The scientific name for the migration from cities to suburbs was given by Ramani and Bloom (2021) as “the Donut effect.” Data from William H. Frey at the Brookings institute on the basket of 11 MSAs lends support to this effect. It shows that urban counties have seen a significant decline in domestic migration and a decline in overall population.
Suburbs, on the other hand, experienced an increase in domestic migration based on change of address data from USPS. One of the main reasons for this is that businesses are adopting official remote work or hybrid work policies (the other big reason(s) is that most big cities have become socialist hellholes “worse than Afghanistan”, as even Ken Griffin recently declared before fleeing the Democratic bastion of Chicago for Miami).
This has led to both changing residences and a slow and incomplete recovery in office occupancy. More densely populated city centers like NY and SF are seeing a much slower recovery as compared to less densely populated city centers like Houston and Dallas.

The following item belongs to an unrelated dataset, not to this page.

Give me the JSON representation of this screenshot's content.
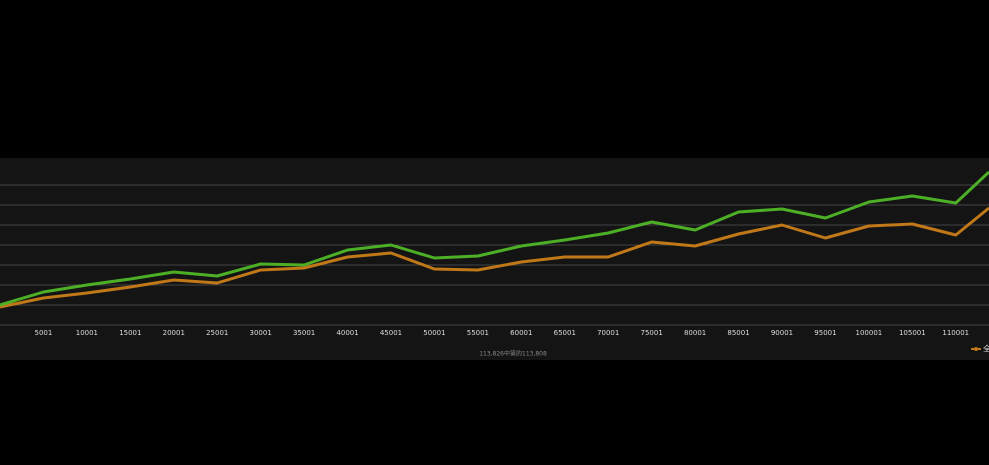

The population shift and the drop in full time commuters has led to decreased mobility towards “retail & recreation” in the city centers as compared to the suburbs. To a large extent, businesses in the leisure/hospitality sector in the city centers like restaurants, cafes, retail stores depend on the workers who commute there during the week. Additionally, revenue from tourism that feeds into these sectors hasn’t picked up to its pre pandemic trend yet. This has caused a shift in labor demand from the city centers to the suburbs, helping cause a weaker job recovery in cities. Combine this with workers leaving the labor force and the labor shortage is particularly high in the suburbs.
Mismatches in the labor market add to the supply constraints on the economy. Hence they are part of the ongoing supply-driven inflation. In economic jargon, if they persist they raise the inflation neutral unemployment rate. In BofA’s view, this could take some time to resolve. It is hard for low wage workers to follow jobs into the suburbs because of limited low cost housing. As workers start spending a bit more time in the office, that will help ease the imbalance, but a return to the old living and commuting patterns is highly unlikely.
This geographical shift will eventually cause the businesses in the leisure and hospitality space in the city centers to either downsize/close or shift operations to the suburbs to meet the increased demand there.
The broader mismatch between labor supply and demand should also slowly improve. A recent survey conducted by Indeed shows that job seeker interest in high-touch jobs is in fact rebounding. This should help in resolving the geographical labor demand-supply mismatch. So the Fed will get some help in rebalancing the labor market, but they still need to bring job growth down below 100k and engineer a moderate upward shift in the unemployment rate. Then again, with even Zuck warning that mass layoffs are coming, we may be just a few days away from a “shock” negative jobs print.